How does Zara dominate the Fashion Industry? (Lessons we can learn from Zara)


How does Zara dominate the Fashion Industry? (Lessons we can learn from Zara)


One fascinating thing about Zara is that it spends less than 0.5% of its annual revenue on advertising while it's known to be worth over $13 billion according to Forbes

Zara, one of the world's largest fashion companies, also has the busiest stores around.

Today, we are going to talk about lessons you can learn from the fast fashion giant.

1. The Customer is the Principal Designer

Zara’s unrelenting focus on the customer is the core of the brand’s success and the heights it has achieved today

There is an interesting story about how Zara co-creates its products leveraging its customers’ insights.

In 2015, a lady named Miko walked into a Zara store in Tokyo and asked the store assistant for a pink scarf, but the store did not have any pink scarves. 

The same happened almost simultaneously in Zara stores in Toronto, San Francisco, and Frankfurt.
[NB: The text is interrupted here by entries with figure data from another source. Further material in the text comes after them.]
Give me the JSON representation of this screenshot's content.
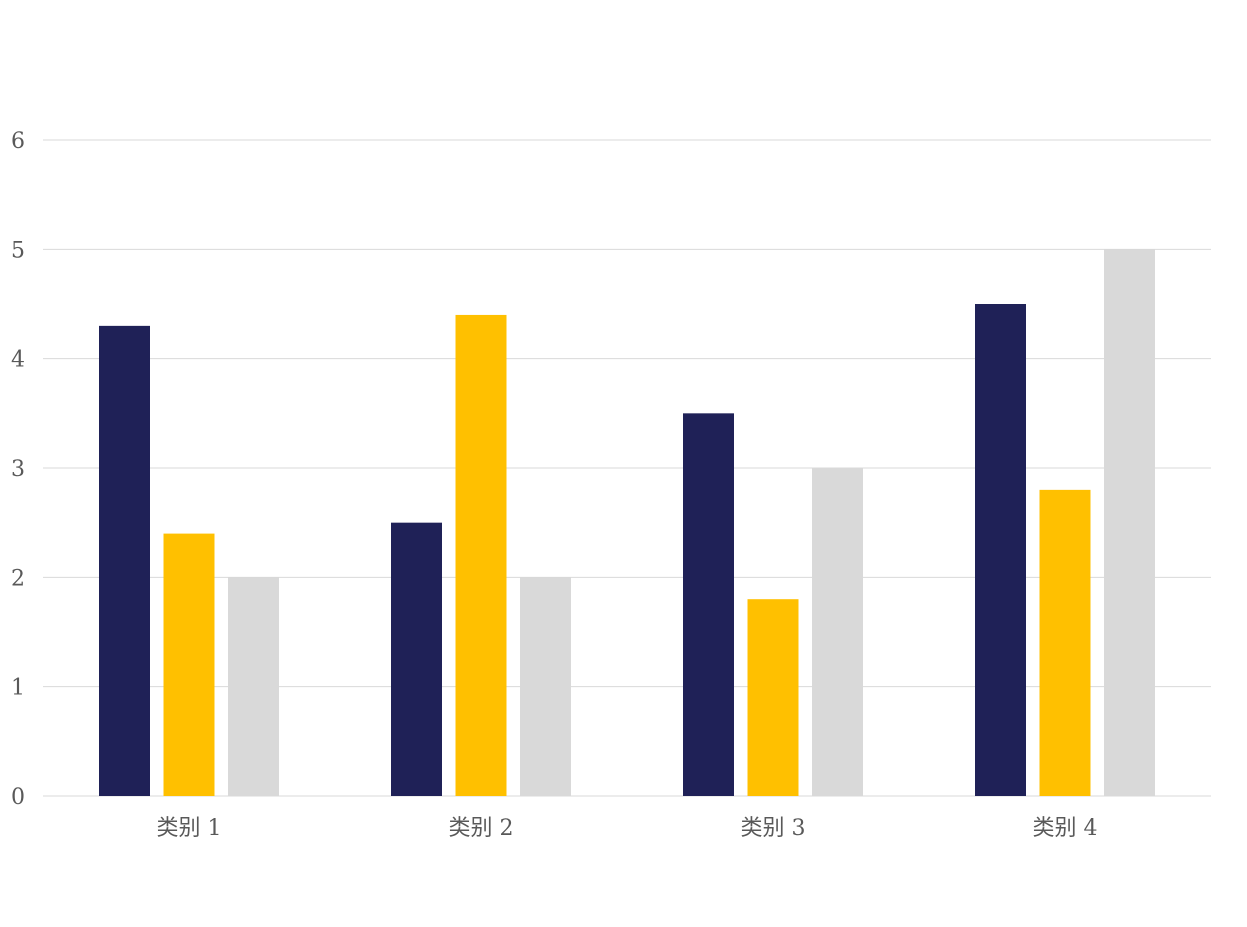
{
  "chart_data": {
    "type": "bar",
    "title": "",
    "xlabel": "",
    "ylabel": "",
    "categories": [
      "类别 1",
      "类别 2",
      "类别 3",
      "类别 4"
    ],
    "series": [
      {
        "values": [
          4.3,
          2.5,
          3.5,
          4.5
        ],
        "color": "#1f2157"
      },
      {
        "values": [
          2.4,
          4.4,
          1.8,
          2.8
        ],
        "color": "#ffc000"
      },
      {
        "values": [
          2.0,
          2.0,
          3.0,
          5.0
        ],
        "color": "#d9d9d9"
      }
    ],
    "ylim": [
      0,
      6
    ],
    "yticks": [
      0,
      1,
      2,
      3,
      4,
      5,
      6
    ],
    "grid": true,
    "legend": "none"
  }
}
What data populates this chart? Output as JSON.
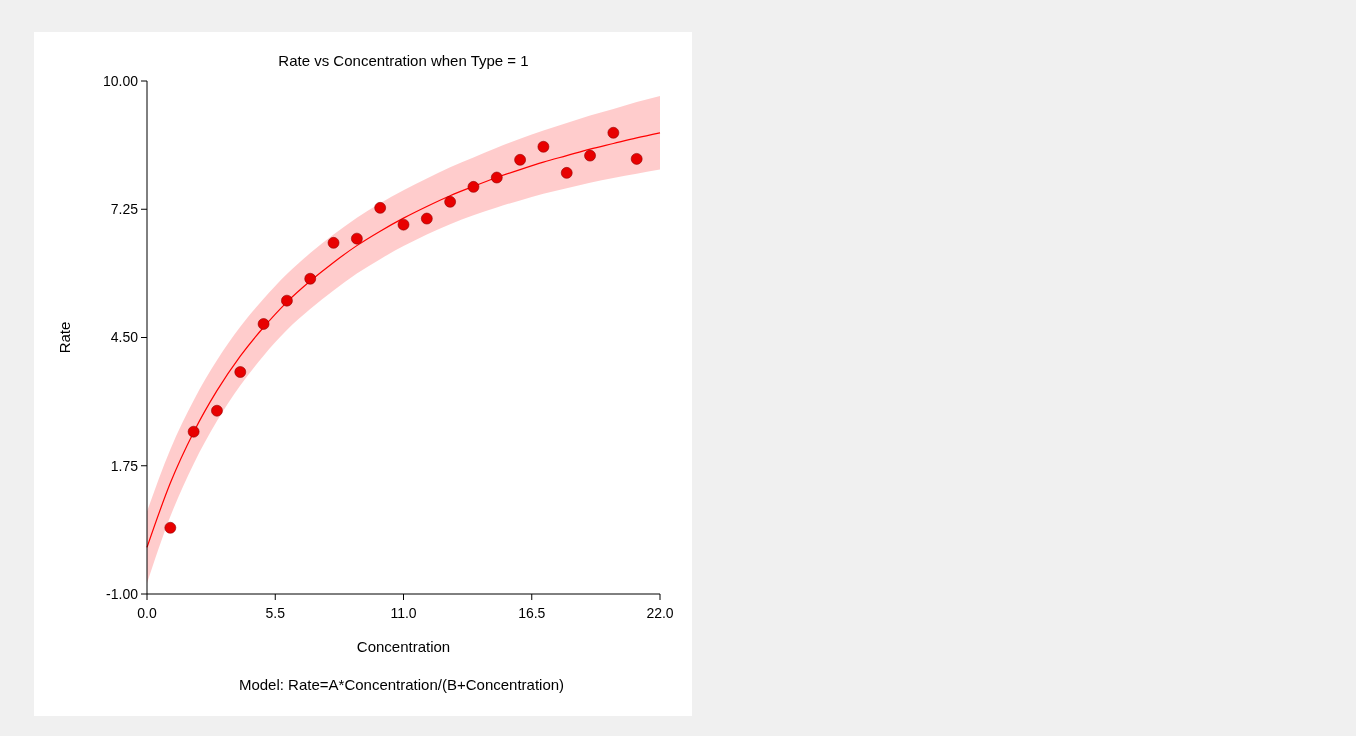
{
  "chart_data": {
    "type": "scatter",
    "title": "Rate vs Concentration when Type = 1",
    "xlabel": "Concentration",
    "ylabel": "Rate",
    "annotations": [
      "Model: Rate=A*Concentration/(B+Concentration)"
    ],
    "xlim": [
      0,
      22
    ],
    "ylim": [
      -1,
      10
    ],
    "xticks": [
      {
        "value": 0,
        "label": "0.0"
      },
      {
        "value": 5.5,
        "label": "5.5"
      },
      {
        "value": 11,
        "label": "11.0"
      },
      {
        "value": 16.5,
        "label": "16.5"
      },
      {
        "value": 22,
        "label": "22.0"
      }
    ],
    "yticks": [
      {
        "value": -1,
        "label": "-1.00"
      },
      {
        "value": 1.75,
        "label": "1.75"
      },
      {
        "value": 4.5,
        "label": "4.50"
      },
      {
        "value": 7.25,
        "label": "7.25"
      },
      {
        "value": 10,
        "label": "10.00"
      }
    ],
    "grid": false,
    "series": [
      {
        "type": "line",
        "marker": "none",
        "color": "#ff0000",
        "x": [
          0,
          1,
          2,
          3,
          4,
          5,
          6,
          7,
          8,
          9,
          10,
          11,
          12,
          13,
          14,
          15,
          16,
          17,
          18,
          19,
          20,
          21,
          22
        ],
        "values": [
          0,
          1.38,
          2.47,
          3.36,
          4.1,
          4.72,
          5.26,
          5.71,
          6.11,
          6.47,
          6.78,
          7.06,
          7.31,
          7.54,
          7.74,
          7.93,
          8.1,
          8.26,
          8.4,
          8.54,
          8.66,
          8.78,
          8.89
        ],
        "lower": [
          -0.77,
          0.66,
          1.79,
          2.71,
          3.47,
          4.11,
          4.66,
          5.11,
          5.51,
          5.87,
          6.18,
          6.46,
          6.71,
          6.93,
          7.12,
          7.29,
          7.44,
          7.58,
          7.7,
          7.82,
          7.92,
          8.01,
          8.1
        ],
        "upper": [
          0.77,
          2.1,
          3.15,
          4.01,
          4.73,
          5.33,
          5.86,
          6.31,
          6.71,
          7.07,
          7.38,
          7.66,
          7.91,
          8.15,
          8.36,
          8.57,
          8.76,
          8.94,
          9.1,
          9.26,
          9.4,
          9.55,
          9.68
        ]
      },
      {
        "marker": "circle",
        "color": "#e80000",
        "x": [
          1,
          2,
          3,
          4,
          5,
          6,
          7,
          8,
          9,
          10,
          11,
          12,
          13,
          14,
          15,
          16,
          17,
          18,
          19,
          20,
          21
        ],
        "values": [
          0.42,
          2.48,
          2.93,
          3.76,
          4.79,
          5.29,
          5.76,
          6.53,
          6.62,
          7.28,
          6.92,
          7.05,
          7.41,
          7.73,
          7.93,
          8.31,
          8.59,
          8.03,
          8.4,
          8.89,
          8.33
        ]
      }
    ]
  }
}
Those who all walked into those Zara stores asked for pink scarves and all left without any scarves

Guess what happened next? 

7 days later, more than 2,000 Zara stores started selling pink scarves globally. 500,000 pink scarves were dispatched – to be exact. They sold out in 3 days

Zara knows that the more companies know about their customers, the better they can innovate and compete

Therefore, Zara employees are trained to listen and be attentive to the smallest details about its customer's needs and wants

This gives Zara two basic rules: “to give customers what they want”, and “get it to them faster than anyone else”.

2. Exclusivity, Urgency, and Scarcity

Unlike most fashion retailers, Zara limits the number of products it manufactures (knowing that what’s currently in style will soon be yesterday’s news).
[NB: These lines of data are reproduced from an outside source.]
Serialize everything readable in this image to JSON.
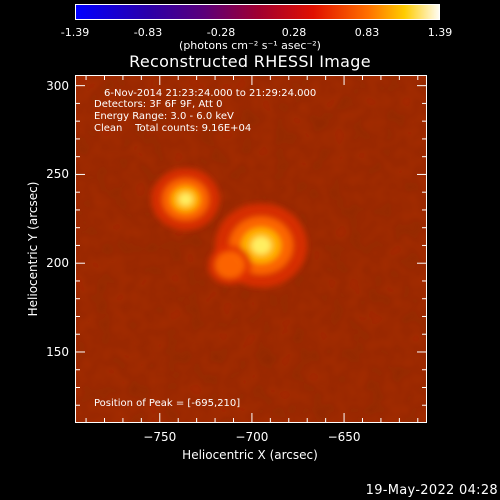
{
  "colorbar": {
    "min": -1.39,
    "max": 1.39,
    "tick_labels": [
      "-1.39",
      "-0.83",
      "-0.28",
      "0.28",
      "0.83",
      "1.39"
    ],
    "unit_label": "(photons cm⁻² s⁻¹ asec⁻²)",
    "colormap": "rhessi-red-temperature"
  },
  "chart_data": {
    "type": "heatmap",
    "title": "Reconstructed RHESSI Image",
    "xlabel": "Heliocentric X (arcsec)",
    "ylabel": "Heliocentric Y (arcsec)",
    "xlim": [
      -796,
      -605
    ],
    "ylim": [
      110,
      306
    ],
    "x_ticks": [
      -750,
      -700,
      -650
    ],
    "y_ticks": [
      150,
      200,
      250,
      300
    ],
    "annotations": [
      "6-Nov-2014 21:23:24.000 to 21:29:24.000",
      "Detectors: 3F 6F 9F, Att 0",
      "Energy Range: 3.0 - 6.0 keV",
      "Clean    Total counts: 9.16E+04"
    ],
    "peak_label": "Position of Peak = [-695,210]",
    "sources": [
      {
        "x": -695,
        "y": 210,
        "relative_intensity": 1.0
      },
      {
        "x": -736,
        "y": 236,
        "relative_intensity": 0.68
      },
      {
        "x": -712,
        "y": 199,
        "relative_intensity": 0.35
      }
    ],
    "grid": false
  },
  "footer": {
    "timestamp": "19-May-2022 04:28"
  }
}
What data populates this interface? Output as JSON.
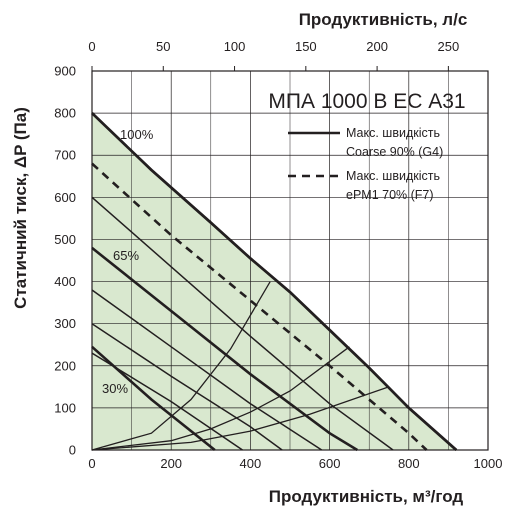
{
  "chart_data": {
    "type": "line",
    "model_title": "МПА 1000 В ЕС А31",
    "xlabel": "Продуктивність, м³/год",
    "ylabel": "Статичний тиск, ΔP (Па)",
    "x2label": "Продуктивність, л/с",
    "xlim": [
      0,
      1000
    ],
    "ylim": [
      0,
      900
    ],
    "x2lim": [
      0,
      277.8
    ],
    "xticks": [
      0,
      200,
      400,
      600,
      800,
      1000
    ],
    "yticks": [
      0,
      100,
      200,
      300,
      400,
      500,
      600,
      700,
      800,
      900
    ],
    "x2ticks": [
      0,
      50,
      100,
      150,
      200,
      250
    ],
    "grid": true,
    "colors": {
      "fill": "#d9e8cf",
      "line": "#231f20",
      "grid": "#231f20"
    },
    "fill_region": {
      "x": [
        0,
        150,
        300,
        400,
        500,
        600,
        700,
        800,
        920
      ],
      "y": [
        800,
        665,
        540,
        455,
        375,
        285,
        195,
        100,
        0
      ]
    },
    "fan_curves": [
      {
        "label": "100%",
        "bold": true,
        "x": [
          0,
          150,
          300,
          400,
          500,
          600,
          700,
          800,
          920
        ],
        "y": [
          800,
          665,
          540,
          455,
          375,
          285,
          195,
          100,
          0
        ]
      },
      {
        "label": "",
        "bold": false,
        "x": [
          0,
          200,
          400,
          600,
          760
        ],
        "y": [
          600,
          435,
          270,
          110,
          0
        ]
      },
      {
        "label": "65%",
        "bold": true,
        "x": [
          0,
          200,
          400,
          600,
          670
        ],
        "y": [
          480,
          330,
          180,
          40,
          0
        ]
      },
      {
        "label": "",
        "bold": false,
        "x": [
          0,
          200,
          400,
          580
        ],
        "y": [
          380,
          245,
          110,
          0
        ]
      },
      {
        "label": "",
        "bold": false,
        "x": [
          0,
          200,
          400,
          480
        ],
        "y": [
          300,
          175,
          55,
          0
        ]
      },
      {
        "label": "",
        "bold": false,
        "x": [
          0,
          200,
          380
        ],
        "y": [
          230,
          115,
          0
        ]
      },
      {
        "label": "30%",
        "bold": true,
        "x": [
          0,
          150,
          310
        ],
        "y": [
          245,
          120,
          0
        ]
      }
    ],
    "system_curves": [
      {
        "x": [
          0,
          150,
          250,
          350,
          450
        ],
        "y": [
          0,
          40,
          120,
          240,
          400
        ]
      },
      {
        "x": [
          0,
          200,
          300,
          400,
          500,
          650
        ],
        "y": [
          0,
          22,
          50,
          90,
          140,
          245
        ]
      },
      {
        "x": [
          0,
          250,
          400,
          550,
          750
        ],
        "y": [
          0,
          18,
          45,
          85,
          150
        ]
      }
    ],
    "series": [
      {
        "name": "Макс. швидкість Coarse 90% (G4)",
        "style": "solid",
        "x": [
          0,
          150,
          300,
          400,
          500,
          600,
          700,
          800,
          920
        ],
        "y": [
          800,
          665,
          540,
          455,
          375,
          285,
          195,
          100,
          0
        ]
      },
      {
        "name": "Макс. швидкість ePM1 70% (F7)",
        "style": "dashed",
        "x": [
          0,
          200,
          400,
          600,
          800,
          845
        ],
        "y": [
          680,
          510,
          355,
          200,
          40,
          0
        ]
      }
    ],
    "legend": [
      {
        "line1": "Макс. швидкість",
        "line2": "Coarse 90% (G4)",
        "style": "solid"
      },
      {
        "line1": "Макс. швидкість",
        "line2": "ePM1 70% (F7)",
        "style": "dashed"
      }
    ],
    "legend_position": "top-right"
  }
}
Basically, when a given product sells out, it’s gone until the company decides to manufacture more – which may or may not be anytime soon.

With this sense of scarcity comes a sense of urgency. Because Zara’s customers know that a certain item will only be around for as long as it takes to sell out, they know they either need to buy it now, or risk never seeing it on shelves again.

This sense of scarcity also gives customers a sense of exclusivity and a fear of missing out.

3. Leveraging on Social Proof

According to an article by, Zara has used almost a zero advertising and endorsement policy throughout its entire existence, preferring to invest a percentage of its revenues in opening new stores instead.

Zara relies heavily on social proof and word-of-mouth to generate visibility for its brand.

Many individuals take it upon themselves to create social media posts – then tag Zara in them. In turn, anyone who follows these posts on Instagram will be exposed to Zara as a fashion brand – without the company having to do anything aside from creating an attractive, high-quality product.

Zara also uses its store location and store displays as key elements of its marketing strategy. By choosing to be in the most prominent locations in a city,

These good locations ensure very high customer traffic for its stores.

Zara also partners with influencers to create content and generate exposure among new audiences

In Conclusion, these little details on how Zara are principles that would work for all store sizes if well utilized.